Mons. Julian LópezMons. Julián López     Queridos diocesanos:

Del 4 al 25 de octubre va a tener lugar en Roma la XIV Asamblea general ordinaria del Sínodo de los Obispos, dedicada a “La vocación y la misión de la familia en la Iglesia y en el mundo contemporáneo”.  Sin duda recordaréis que el año pasado ya se celebró otra asamblea sinodal, pero de carácter extraordinario, sobre el mismo tema. No os sorprenda que se dediquen dos grandes reuniones sinodales a la familia. Este hecho es indicativo de la gran importancia que tiene esta realidad humana tan decisiva también para la vida de los cristianos. El Sínodo de 2014 fue ante todo una gran toma de conciencia de la situación de la familia hoy, de sus retos y de sus dificultades, sin olvidar tampoco sus valores.
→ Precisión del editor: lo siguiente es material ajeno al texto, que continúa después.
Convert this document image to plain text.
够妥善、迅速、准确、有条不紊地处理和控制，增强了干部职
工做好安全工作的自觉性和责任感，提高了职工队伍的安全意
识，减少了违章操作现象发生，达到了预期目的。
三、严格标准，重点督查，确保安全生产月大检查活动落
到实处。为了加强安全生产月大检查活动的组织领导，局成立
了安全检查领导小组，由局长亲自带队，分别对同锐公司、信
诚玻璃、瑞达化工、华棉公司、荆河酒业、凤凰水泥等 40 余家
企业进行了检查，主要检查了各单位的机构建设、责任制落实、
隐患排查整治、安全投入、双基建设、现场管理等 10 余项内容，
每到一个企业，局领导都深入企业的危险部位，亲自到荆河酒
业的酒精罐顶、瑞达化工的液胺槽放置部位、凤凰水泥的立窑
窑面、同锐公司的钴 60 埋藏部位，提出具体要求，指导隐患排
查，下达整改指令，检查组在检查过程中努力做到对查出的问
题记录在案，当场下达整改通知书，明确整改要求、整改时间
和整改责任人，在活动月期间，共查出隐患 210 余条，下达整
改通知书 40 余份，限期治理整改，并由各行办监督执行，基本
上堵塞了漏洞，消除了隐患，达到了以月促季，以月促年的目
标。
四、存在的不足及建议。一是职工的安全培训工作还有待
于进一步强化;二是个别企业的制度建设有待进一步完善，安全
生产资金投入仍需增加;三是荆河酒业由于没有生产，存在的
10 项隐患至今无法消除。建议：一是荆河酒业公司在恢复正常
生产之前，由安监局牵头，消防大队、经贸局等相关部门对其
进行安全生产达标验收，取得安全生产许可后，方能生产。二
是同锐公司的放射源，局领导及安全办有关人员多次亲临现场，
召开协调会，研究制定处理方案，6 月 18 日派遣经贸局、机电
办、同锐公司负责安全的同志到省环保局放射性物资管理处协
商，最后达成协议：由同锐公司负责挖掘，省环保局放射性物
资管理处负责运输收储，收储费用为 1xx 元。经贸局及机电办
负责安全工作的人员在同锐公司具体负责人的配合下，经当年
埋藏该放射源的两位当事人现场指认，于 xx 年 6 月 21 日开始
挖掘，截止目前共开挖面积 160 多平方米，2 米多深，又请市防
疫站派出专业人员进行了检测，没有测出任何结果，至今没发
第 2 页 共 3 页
Al clausurarlo (18-X-2014), el Papa Francisco, pensando ya en el Sínodo de 2015, afirmó: “Tenemos todavía un año por delante para madurar, con verdadero discernimiento espiritual, las ideas propuestas y encontrar soluciones concretas a tantas dificultades e innumerables desafíos que las familias deben afrontar; para dar respuestas a los numerosos desánimos que circundan y ahogan a las familias. En estas palabras está explicada la razón de ser de la nueva asamblea sinodal y su vinculación con la precedente.

No se ha perdido el tiempo, el resumen final del Sínodo de 2014 desembocó en una serie de grandes preguntas que se enviaron a las conferencias episcopales y a otros organismos de la Iglesia. Este nuevo cuestionario fue estudiado y respondido por los obispos pero también por miles de personas a través de las delegaciones diocesanas de pastoral familiar, como ha ocurrido en nuestra diócesis, y de otros cauces. Así se ha elaborado el instrumento de trabajo de la actual asamblea sinodal. Nunca un Sínodo había dado la palabra a una representación tan grande del pueblo de Dios.

El citado documento se articula en tres partes: “La escucha de los desafíos que afronta la familia” (I parte) en clara continuidad y referencia al sínodo extraordinario de 2014; “El discernimiento de la vocación familiar” (II parte), de carácter más bien teológico; y “La misión de la familia hoy” (III parte), con el propósito de ofrecer estímulos pastorales para una renovada evangelización en y a través de la familia. Interesa conocer la organización de la temática familiar que estudiará el Sínodo porque este será también el orden seguido en las sesiones.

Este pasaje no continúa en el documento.